The bearded Rabbi may have tried to convince us that he was “teaching us how to think for ourselves” by mocking popular culture as he quoted Talmudic half statements, which we had to accept on faith having no tools to respond. Other teachers didn’t even pretend. My friend had her ten page paper disqualified due to her original thesis, ie. one that had not been taken directly from a book or a Rabbi. The disapproving teacher happened to be considered one of the most dynamic and intellectual in the program.
I fared no better when I hooked up with a friend who had come from a more modern orthodox background, who sought out connections among the religious Zionist community. We made up to spend the High Holidays. When I offered that information when interrogated about my holiday plans (we were warmly and sweetly interrogated on a regular basis about our whereabouts) the principals and housemother descended upon me in masse, offering me various prize holiday placements to get me to reconsider, telling me that I didn’t really want to go there, how that would be religious step down.
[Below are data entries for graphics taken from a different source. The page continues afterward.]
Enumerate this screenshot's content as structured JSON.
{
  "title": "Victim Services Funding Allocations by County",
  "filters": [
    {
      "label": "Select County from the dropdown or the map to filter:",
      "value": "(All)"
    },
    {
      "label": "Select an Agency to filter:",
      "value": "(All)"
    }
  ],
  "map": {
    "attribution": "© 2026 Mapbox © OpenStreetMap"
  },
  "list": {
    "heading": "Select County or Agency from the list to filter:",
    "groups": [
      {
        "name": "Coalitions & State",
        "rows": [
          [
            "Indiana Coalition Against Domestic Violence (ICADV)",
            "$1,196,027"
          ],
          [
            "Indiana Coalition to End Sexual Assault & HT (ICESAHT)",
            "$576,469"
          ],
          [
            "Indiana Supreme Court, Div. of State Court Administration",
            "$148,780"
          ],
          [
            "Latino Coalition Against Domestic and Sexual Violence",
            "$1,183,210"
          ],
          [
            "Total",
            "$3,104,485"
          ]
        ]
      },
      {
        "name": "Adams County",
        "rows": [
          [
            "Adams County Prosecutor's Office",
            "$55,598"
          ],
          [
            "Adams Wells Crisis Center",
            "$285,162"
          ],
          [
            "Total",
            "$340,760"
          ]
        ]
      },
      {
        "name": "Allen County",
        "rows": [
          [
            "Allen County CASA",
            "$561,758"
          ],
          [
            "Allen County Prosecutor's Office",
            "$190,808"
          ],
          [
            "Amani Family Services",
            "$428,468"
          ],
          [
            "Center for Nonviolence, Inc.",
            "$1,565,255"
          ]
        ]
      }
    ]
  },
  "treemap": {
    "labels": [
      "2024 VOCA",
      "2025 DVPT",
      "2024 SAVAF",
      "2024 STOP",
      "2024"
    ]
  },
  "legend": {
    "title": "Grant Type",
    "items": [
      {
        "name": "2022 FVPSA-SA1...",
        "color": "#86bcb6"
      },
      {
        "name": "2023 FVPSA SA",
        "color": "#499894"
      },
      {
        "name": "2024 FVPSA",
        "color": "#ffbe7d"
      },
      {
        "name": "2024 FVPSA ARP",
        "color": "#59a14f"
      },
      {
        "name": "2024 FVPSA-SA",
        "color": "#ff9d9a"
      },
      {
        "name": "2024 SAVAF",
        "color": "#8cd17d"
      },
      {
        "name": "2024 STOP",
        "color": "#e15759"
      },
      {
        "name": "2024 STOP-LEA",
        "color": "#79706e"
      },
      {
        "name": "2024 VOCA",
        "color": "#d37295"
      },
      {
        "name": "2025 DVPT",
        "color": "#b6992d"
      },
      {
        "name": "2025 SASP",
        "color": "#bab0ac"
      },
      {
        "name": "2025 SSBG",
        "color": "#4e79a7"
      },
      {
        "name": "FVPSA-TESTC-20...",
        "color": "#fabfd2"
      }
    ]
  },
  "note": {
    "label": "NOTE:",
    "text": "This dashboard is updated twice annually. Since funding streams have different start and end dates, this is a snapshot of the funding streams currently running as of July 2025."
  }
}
So much for encouraging us to think for ourselves.On the contrary, they tried to protect us at every turn from exposure to influences other than the accepted school party line. Even frum wasn’t frum enough. Girls who wanted to go to Safet for Shabat were told to wait for the school shabaton… “We don’t want you to go alone, you may meet people who will confuse you.” The old city of Jerusalem- where hundreds of children, teens, elderly, native as well tourists can be found chilling peacefully on any given day- was off limits as well, ostensibly for security reasons.
So instead of trying to open my mind, I found staff trying to stunt independent thought and creativity. Instead of conveying a message of motivation to achieve and to excel, the school valorized subservience and self denigration. Instead of finishing the year with pride and motivation, I arrived home with longer skirts and sleeves to be sure, but with a holier-than-thou attitude which masked an identity confusion, lack of direction, and low self esteem. And I remember a friend, a very gifted girl, turning to god saying Why? Why did you make me so intellectual?
Why? Why would an institution of higher learning seek to educate according to these values?If the goal of the Bais Yaacov Seminary is not to expand student’s mind, increase her knowledge, or love of Israel, that what is it?
"Sara Shenierer is credited with saving Torah Jewry," I have often heard said of the founder of the Bais Yaacov movement. Before Sara Shenirer, girls in most communities received barely any Jewish education at all. But educating girls, according the speaker, was not enough of an accomplishment in itself. According to them, the primary accomplishment was that if not for her, young men studying Torah in Kollel would have no one to marry.
I believe, therein lies the key. The Kollel system today is a system in which entire communities of young men are expected to study Talmud and eschew secular education or vocation, while being subsidized by the community, parents and in laws, and wives. So if the goal of the Bais Yaacov Seminary is not to expand student’s mind, increase her knowledge, or love of Israel, it is must be that the primary goal of the Bais Yaacov seminary is to mold a new generation of domesticated, hard working, subservient, and intellectually dependent female adherents to the Kollel system.